The Home Price Index Shows That Home Values Increased In May

The FHFA Home Price Index May 2009Home values around the country appear to be leveling.The Federal Housing Finance Agency’s latest Home Price Index report shows values up by nearly 1 percent in May versus the month prior.

Since peaking in April 2007, values remain off by 11 percent nationwide.

The FHFA Home Price Index is an interesting metric.  Different from the Case-Shiller Index which collects data from just 20 U.S. markets, the Home Price Index reflects every U.S. home that backs a mortgage sold to Fannie Mae and Freddie Mac.

In this sense, the FHFA Home Price Index is more “national” than the Case-Shiller Index but the HPI has its flaws, too.

The House Price Index specifically excludes from its measurements the sales price on any home purchase with any of following traits:

  1. Is new home construction
  2. Is a multi-unit property
  3. Is financed by an entity other than Fannie Mae or Freddie Mac

Because of these exclusions, some analysts say the report is incomplete.  The same could be said of every method of home valuation, however.

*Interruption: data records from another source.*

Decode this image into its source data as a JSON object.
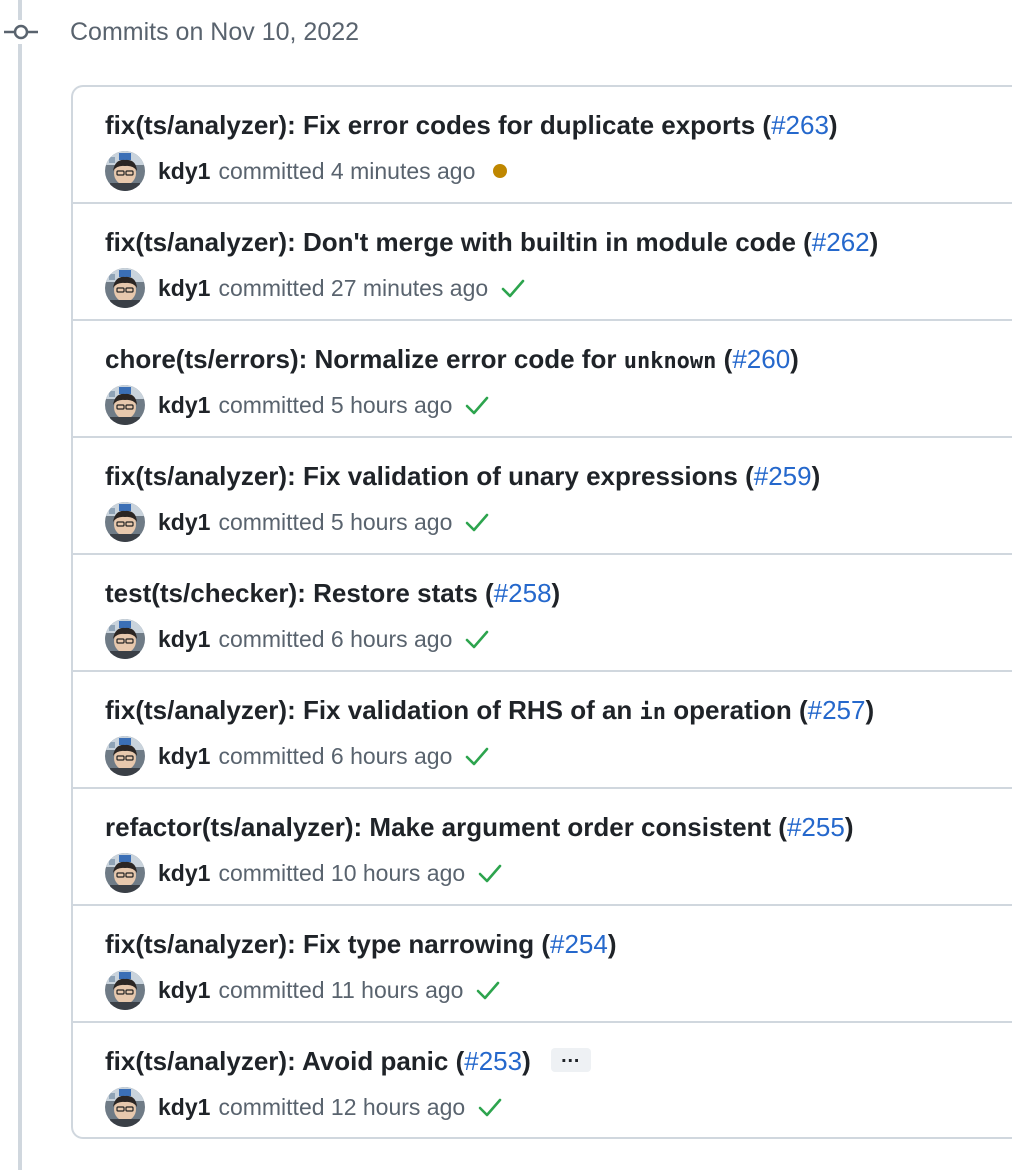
{
  "group": {
    "header": "Commits on Nov 10, 2022"
  },
  "colors": {
    "link": "#2568cc",
    "success": "#2da44e",
    "pending": "#bf8700",
    "border": "#d0d7de",
    "muted": "#59636e"
  },
  "commits": [
    {
      "prefix": "fix(ts/analyzer): Fix error codes for duplicate exports",
      "code": "",
      "suffix": "",
      "pr": "#263",
      "author": "kdy1",
      "committed": "committed 4 minutes ago",
      "status": "pending"
    },
    {
      "prefix": "fix(ts/analyzer): Don't merge with builtin in module code",
      "code": "",
      "suffix": "",
      "pr": "#262",
      "author": "kdy1",
      "committed": "committed 27 minutes ago",
      "status": "success"
    },
    {
      "prefix": "chore(ts/errors): Normalize error code for",
      "code": "unknown",
      "suffix": "",
      "pr": "#260",
      "author": "kdy1",
      "committed": "committed 5 hours ago",
      "status": "success"
    },
    {
      "prefix": "fix(ts/analyzer): Fix validation of unary expressions",
      "code": "",
      "suffix": "",
      "pr": "#259",
      "author": "kdy1",
      "committed": "committed 5 hours ago",
      "status": "success"
    },
    {
      "prefix": "test(ts/checker): Restore stats",
      "code": "",
      "suffix": "",
      "pr": "#258",
      "author": "kdy1",
      "committed": "committed 6 hours ago",
      "status": "success"
    },
    {
      "prefix": "fix(ts/analyzer): Fix validation of RHS of an",
      "code": "in",
      "suffix": "operation",
      "pr": "#257",
      "author": "kdy1",
      "committed": "committed 6 hours ago",
      "status": "success"
    },
    {
      "prefix": "refactor(ts/analyzer): Make argument order consistent",
      "code": "",
      "suffix": "",
      "pr": "#255",
      "author": "kdy1",
      "committed": "committed 10 hours ago",
      "status": "success"
    },
    {
      "prefix": "fix(ts/analyzer): Fix type narrowing",
      "code": "",
      "suffix": "",
      "pr": "#254",
      "author": "kdy1",
      "committed": "committed 11 hours ago",
      "status": "success"
    },
    {
      "prefix": "fix(ts/analyzer): Avoid panic",
      "code": "",
      "suffix": "",
      "pr": "#253",
      "author": "kdy1",
      "committed": "committed 12 hours ago",
      "status": "success",
      "has_more": true,
      "more_label": "…"
    }
  ]
}
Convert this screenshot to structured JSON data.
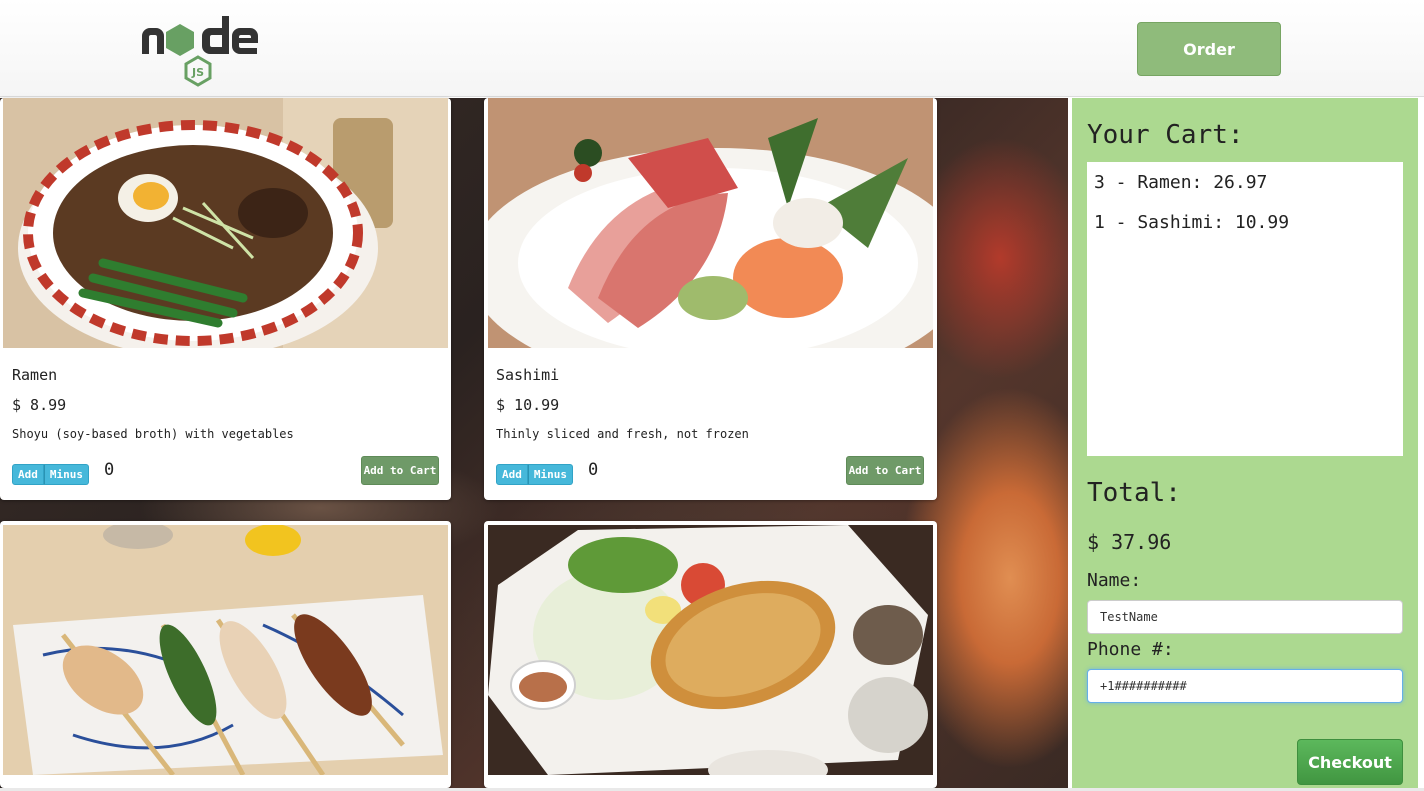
{
  "header": {
    "logo_text": "node",
    "logo_badge": "JS",
    "order_label": "Order"
  },
  "menu_items": [
    {
      "name": "Ramen",
      "price": "$ 8.99",
      "description": "Shoyu (soy-based broth) with vegetables",
      "add_label": "Add",
      "minus_label": "Minus",
      "quantity": "0",
      "add_to_cart_label": "Add to Cart"
    },
    {
      "name": "Sashimi",
      "price": "$ 10.99",
      "description": "Thinly sliced and fresh, not frozen",
      "add_label": "Add",
      "minus_label": "Minus",
      "quantity": "0",
      "add_to_cart_label": "Add to Cart"
    }
  ],
  "cart": {
    "title": "Your Cart:",
    "items": [
      "3 - Ramen: 26.97",
      "1 - Sashimi: 10.99"
    ],
    "total_label": "Total:",
    "total_value": "$ 37.96",
    "name_label": "Name:",
    "name_value": "TestName",
    "phone_label": "Phone #:",
    "phone_value": "+1##########",
    "checkout_label": "Checkout"
  },
  "colors": {
    "cart_bg": "#acd990",
    "order_button": "#8fbb7b",
    "add_to_cart_button": "#6f9a68",
    "info_button": "#46b8da",
    "checkout_button": "#4cae4c"
  }
}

Therefore, what’s most important to today’s home buyers and sellers is that each of the “popular” home valuation reports shows similar patterns.  Home prices appear to have stopped falling and may be even starting to recover.

It won’t be for a few years that we’ll be able to look back and point to the exact month that real estate bottomed. Nevertheless, considering how the data has presented as of late, it’s reasonable to think that we’ve already hit it.  Certainly, that’s what the Home Price Index suggests.

For a region-by-region breakdown of the Home Price Index, visit the FHFA website.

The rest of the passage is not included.